L’anomala posizione di Blume
Volkswagen ha ricevuto critiche dagli investitori per carenze di governance che sono in parte correlate alla sua struttura proprietaria. Questa conferisce a Porsche SE il controllo effettivo sulla società anche se non possiede la maggioranza di tutte le azioni. Inoltre, Oliver Blume è regolarmente sotto accusa per essere l’amministratore delegato sia del Gruppo Volkswagen sia di Porsche AG quotata separatamente, in cui la Volkswagen detiene una quota del 75,4%, con alcuni investitori che affermano che una persona non può guidare due grandi Case. C’è poi una sottoperformance delle azioni Volkswagen rispetto al settore negli ultimi cinque anni, con l’incertezza sulla successione nelle famiglie Porsche e Piech: sono rispettivamente guidate da Wolfgang Porsche, 81 anni, e Hans Michel Piëch, 82 anni. Questo fa crescere la diffidenza degli investitori.

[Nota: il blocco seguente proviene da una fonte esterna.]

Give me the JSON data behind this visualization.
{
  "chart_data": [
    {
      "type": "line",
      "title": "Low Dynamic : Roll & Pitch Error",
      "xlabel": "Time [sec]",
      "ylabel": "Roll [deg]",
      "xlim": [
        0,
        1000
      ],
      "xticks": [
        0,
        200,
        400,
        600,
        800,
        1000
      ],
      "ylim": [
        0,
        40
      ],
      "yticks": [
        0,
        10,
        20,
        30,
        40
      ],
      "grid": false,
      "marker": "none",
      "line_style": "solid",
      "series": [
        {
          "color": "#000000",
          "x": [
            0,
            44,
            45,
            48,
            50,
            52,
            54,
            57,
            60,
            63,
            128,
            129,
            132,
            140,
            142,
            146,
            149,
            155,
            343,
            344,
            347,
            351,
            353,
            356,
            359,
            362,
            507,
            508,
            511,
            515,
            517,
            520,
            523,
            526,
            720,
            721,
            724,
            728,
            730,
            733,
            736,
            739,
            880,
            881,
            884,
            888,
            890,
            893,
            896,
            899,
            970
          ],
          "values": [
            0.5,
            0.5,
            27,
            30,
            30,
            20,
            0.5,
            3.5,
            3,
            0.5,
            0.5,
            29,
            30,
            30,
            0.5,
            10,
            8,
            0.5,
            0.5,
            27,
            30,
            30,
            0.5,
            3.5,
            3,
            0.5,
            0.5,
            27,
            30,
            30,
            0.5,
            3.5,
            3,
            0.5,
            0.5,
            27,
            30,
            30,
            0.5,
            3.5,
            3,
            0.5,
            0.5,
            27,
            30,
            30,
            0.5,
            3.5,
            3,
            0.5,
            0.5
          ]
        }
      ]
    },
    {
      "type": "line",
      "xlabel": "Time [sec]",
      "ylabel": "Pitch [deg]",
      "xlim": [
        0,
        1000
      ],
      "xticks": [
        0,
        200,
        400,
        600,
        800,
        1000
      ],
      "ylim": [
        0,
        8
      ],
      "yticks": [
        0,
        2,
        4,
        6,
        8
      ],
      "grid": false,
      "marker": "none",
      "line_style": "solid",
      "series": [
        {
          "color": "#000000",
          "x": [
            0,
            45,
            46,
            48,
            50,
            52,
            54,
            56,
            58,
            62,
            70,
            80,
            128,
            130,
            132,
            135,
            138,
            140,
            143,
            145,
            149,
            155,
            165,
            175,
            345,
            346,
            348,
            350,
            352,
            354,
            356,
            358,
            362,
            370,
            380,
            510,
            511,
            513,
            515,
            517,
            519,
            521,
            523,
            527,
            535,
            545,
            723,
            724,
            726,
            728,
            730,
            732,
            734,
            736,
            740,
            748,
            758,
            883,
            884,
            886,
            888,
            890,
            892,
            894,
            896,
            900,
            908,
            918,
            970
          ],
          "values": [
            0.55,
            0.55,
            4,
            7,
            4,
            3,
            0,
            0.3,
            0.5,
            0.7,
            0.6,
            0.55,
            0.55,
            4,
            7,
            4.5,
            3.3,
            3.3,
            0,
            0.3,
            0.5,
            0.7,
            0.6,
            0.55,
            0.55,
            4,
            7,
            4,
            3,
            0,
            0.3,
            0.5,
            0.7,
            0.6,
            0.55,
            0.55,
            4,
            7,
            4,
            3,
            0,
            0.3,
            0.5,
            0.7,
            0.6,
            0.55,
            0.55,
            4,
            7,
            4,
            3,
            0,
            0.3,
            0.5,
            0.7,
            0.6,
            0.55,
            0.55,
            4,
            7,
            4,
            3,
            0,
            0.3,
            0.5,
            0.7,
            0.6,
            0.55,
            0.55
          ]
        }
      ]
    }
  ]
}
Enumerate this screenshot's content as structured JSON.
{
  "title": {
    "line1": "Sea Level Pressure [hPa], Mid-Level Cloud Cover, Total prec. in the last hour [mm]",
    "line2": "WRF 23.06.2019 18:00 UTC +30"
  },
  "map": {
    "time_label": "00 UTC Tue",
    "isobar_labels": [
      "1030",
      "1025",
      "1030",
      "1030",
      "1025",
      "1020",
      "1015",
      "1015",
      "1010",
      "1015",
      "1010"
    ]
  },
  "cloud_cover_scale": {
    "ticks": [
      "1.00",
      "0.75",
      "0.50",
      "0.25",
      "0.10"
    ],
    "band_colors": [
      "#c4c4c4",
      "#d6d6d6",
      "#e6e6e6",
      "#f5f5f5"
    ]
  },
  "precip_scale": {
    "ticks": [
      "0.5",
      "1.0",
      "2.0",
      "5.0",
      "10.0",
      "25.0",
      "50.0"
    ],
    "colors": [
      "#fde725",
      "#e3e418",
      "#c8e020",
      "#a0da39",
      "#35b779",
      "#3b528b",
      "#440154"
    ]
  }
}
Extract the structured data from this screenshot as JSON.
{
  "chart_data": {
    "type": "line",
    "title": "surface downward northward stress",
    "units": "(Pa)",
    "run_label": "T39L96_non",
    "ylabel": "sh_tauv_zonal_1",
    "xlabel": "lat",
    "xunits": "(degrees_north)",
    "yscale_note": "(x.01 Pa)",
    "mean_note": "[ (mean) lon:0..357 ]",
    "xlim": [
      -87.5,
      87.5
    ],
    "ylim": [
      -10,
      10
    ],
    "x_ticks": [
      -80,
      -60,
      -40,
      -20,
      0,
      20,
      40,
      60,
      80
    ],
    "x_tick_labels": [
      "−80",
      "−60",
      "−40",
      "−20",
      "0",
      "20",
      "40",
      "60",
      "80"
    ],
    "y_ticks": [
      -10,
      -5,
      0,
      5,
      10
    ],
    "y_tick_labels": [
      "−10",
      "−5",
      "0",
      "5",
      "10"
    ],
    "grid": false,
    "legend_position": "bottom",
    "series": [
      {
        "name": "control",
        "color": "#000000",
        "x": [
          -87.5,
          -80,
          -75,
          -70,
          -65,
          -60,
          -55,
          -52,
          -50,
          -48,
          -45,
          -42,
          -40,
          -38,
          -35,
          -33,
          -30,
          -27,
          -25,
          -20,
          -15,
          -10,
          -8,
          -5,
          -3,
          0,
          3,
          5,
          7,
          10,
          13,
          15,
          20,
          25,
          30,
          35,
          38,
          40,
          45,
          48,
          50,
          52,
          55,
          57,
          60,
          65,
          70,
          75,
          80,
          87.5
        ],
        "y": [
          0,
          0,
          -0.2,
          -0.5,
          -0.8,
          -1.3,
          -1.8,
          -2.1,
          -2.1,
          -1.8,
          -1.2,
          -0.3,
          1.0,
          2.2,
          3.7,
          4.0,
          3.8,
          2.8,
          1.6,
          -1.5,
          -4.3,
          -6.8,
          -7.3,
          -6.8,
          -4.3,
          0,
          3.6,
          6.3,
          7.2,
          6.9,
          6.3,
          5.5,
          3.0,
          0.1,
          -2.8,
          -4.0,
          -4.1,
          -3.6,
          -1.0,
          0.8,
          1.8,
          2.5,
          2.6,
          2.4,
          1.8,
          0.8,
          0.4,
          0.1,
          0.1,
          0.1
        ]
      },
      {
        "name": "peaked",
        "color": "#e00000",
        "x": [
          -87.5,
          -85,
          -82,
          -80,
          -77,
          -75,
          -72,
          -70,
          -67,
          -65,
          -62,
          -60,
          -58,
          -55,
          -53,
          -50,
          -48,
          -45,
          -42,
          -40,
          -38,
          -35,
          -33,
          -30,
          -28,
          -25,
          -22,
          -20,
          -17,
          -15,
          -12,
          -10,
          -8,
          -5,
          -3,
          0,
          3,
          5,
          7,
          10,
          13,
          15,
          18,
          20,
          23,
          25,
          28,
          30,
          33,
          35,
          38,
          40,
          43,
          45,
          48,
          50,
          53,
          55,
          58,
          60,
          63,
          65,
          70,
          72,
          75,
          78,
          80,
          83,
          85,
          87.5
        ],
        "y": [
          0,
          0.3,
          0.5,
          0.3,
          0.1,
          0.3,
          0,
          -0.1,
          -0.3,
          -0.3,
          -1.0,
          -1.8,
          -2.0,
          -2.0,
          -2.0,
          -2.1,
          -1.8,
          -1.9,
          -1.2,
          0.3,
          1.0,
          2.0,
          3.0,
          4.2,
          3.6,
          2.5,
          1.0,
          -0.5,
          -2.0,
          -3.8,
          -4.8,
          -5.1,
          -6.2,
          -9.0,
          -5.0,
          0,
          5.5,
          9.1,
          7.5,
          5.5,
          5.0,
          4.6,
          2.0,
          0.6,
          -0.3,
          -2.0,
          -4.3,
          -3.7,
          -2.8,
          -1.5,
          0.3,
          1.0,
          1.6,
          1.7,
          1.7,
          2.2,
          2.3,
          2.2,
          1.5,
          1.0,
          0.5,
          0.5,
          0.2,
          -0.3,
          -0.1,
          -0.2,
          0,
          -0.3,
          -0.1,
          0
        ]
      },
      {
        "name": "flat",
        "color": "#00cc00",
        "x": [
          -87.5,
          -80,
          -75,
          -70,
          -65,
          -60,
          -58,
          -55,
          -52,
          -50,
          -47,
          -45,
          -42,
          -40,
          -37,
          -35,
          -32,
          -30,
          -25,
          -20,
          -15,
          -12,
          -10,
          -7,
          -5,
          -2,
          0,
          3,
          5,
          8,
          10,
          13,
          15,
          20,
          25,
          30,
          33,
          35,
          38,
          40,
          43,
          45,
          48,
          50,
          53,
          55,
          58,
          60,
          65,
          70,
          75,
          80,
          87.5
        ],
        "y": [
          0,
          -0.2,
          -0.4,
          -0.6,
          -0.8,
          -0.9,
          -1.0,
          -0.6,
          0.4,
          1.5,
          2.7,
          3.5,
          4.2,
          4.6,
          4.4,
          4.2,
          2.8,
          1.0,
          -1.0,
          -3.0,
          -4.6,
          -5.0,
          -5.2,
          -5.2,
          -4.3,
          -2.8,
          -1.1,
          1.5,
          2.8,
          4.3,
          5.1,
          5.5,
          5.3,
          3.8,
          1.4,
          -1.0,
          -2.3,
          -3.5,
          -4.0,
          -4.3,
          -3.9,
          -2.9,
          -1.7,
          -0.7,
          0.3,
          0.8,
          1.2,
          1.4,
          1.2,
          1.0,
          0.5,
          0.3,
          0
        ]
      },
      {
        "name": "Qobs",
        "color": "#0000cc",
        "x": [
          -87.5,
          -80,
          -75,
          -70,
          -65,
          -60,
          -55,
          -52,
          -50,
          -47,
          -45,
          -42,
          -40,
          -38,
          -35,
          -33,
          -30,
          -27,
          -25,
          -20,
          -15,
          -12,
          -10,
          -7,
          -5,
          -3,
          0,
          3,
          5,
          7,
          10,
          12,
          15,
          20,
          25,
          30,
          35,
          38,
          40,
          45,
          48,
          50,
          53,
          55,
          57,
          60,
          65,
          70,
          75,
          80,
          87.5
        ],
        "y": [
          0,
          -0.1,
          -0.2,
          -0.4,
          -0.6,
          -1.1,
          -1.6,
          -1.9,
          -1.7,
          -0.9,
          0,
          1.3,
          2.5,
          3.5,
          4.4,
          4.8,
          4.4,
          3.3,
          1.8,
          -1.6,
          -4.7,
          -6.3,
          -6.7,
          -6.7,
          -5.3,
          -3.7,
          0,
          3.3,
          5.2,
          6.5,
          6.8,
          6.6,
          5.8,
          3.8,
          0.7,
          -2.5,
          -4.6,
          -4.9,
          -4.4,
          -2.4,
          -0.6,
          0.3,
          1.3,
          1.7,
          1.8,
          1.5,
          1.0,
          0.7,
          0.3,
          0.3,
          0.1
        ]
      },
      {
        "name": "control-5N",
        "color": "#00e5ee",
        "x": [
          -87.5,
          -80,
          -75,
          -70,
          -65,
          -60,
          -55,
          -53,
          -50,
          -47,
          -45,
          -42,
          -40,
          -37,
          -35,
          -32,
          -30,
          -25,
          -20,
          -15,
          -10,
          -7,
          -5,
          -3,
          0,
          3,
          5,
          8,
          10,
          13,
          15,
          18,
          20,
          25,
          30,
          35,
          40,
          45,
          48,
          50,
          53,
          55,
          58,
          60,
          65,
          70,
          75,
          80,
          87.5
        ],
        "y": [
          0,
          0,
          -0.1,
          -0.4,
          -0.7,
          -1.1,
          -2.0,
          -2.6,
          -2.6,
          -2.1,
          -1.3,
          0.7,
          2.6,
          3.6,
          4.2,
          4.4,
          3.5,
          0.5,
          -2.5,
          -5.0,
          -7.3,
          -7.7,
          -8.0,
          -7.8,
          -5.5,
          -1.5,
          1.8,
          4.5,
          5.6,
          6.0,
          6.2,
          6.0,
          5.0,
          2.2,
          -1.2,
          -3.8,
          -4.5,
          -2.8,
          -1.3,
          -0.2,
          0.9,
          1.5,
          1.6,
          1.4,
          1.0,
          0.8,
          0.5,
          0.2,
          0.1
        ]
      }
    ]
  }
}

L’auto elettrica ha bruciato le relazioni industriali consensuali
Auto elettrica, transizione, Green Deal Ue e imposizione del full electric hanno devastato il modello economico tedesco: le relazioni industriali consensuali fra leader dell’industria tedesca, i sindacati e i politici. Così, la Germania ha perso energia a basso costo dalla Russia e affrontato l’incertezza sui suoi legami commerciali un tempo redditizi con la Cina; adesso, il terzo schiaffo. Il fatto che i rappresentanti dei lavoratori abbiano metà dei voti nel consiglio di sorveglianza della VW rende difficile per il gruppo forzare le chiusure. I leader sindacali vogliono una soluzione negoziata, ma la direzione afferma che la portata delle sfide significa che qualcosa deve cedere. “Se continuiamo così, non riusciremo nella trasformazione”, ha detto il direttore finanziario Arno Antlitz ai lavoratori della sede centrale della casa automobilistica di Wolfsburg.
Quattro giorni? Va bene
IG Metall ha affermato che potrebbe prendere in considerazione il passaggio a una settimana di quattro giorni come alternativa alle chiusure, una mossa in atto negli anni 1990 per oltre un decennio come parte di una precedente campagna di riduzione dei costi che includeva tagli minori agli stipendi. Un aspetto separato è quale ruolo dovrebbe avere lo Stato: c’è una mancanza di investimenti pubblici per aiutare a sviluppare i mercati, ha affermato Olaf Lies, ministro dell’economia della Bassa Sassonia, dove si trovano la sede centrale della Volkswagen e la maggior parte delle fabbriche interessate dalla fine del programma di sicurezza del lavoro. Lo Stato è anche il secondo maggiore azionista della Volkswagen e detiene due dei 20 seggi nel suo consiglio di sorveglianza.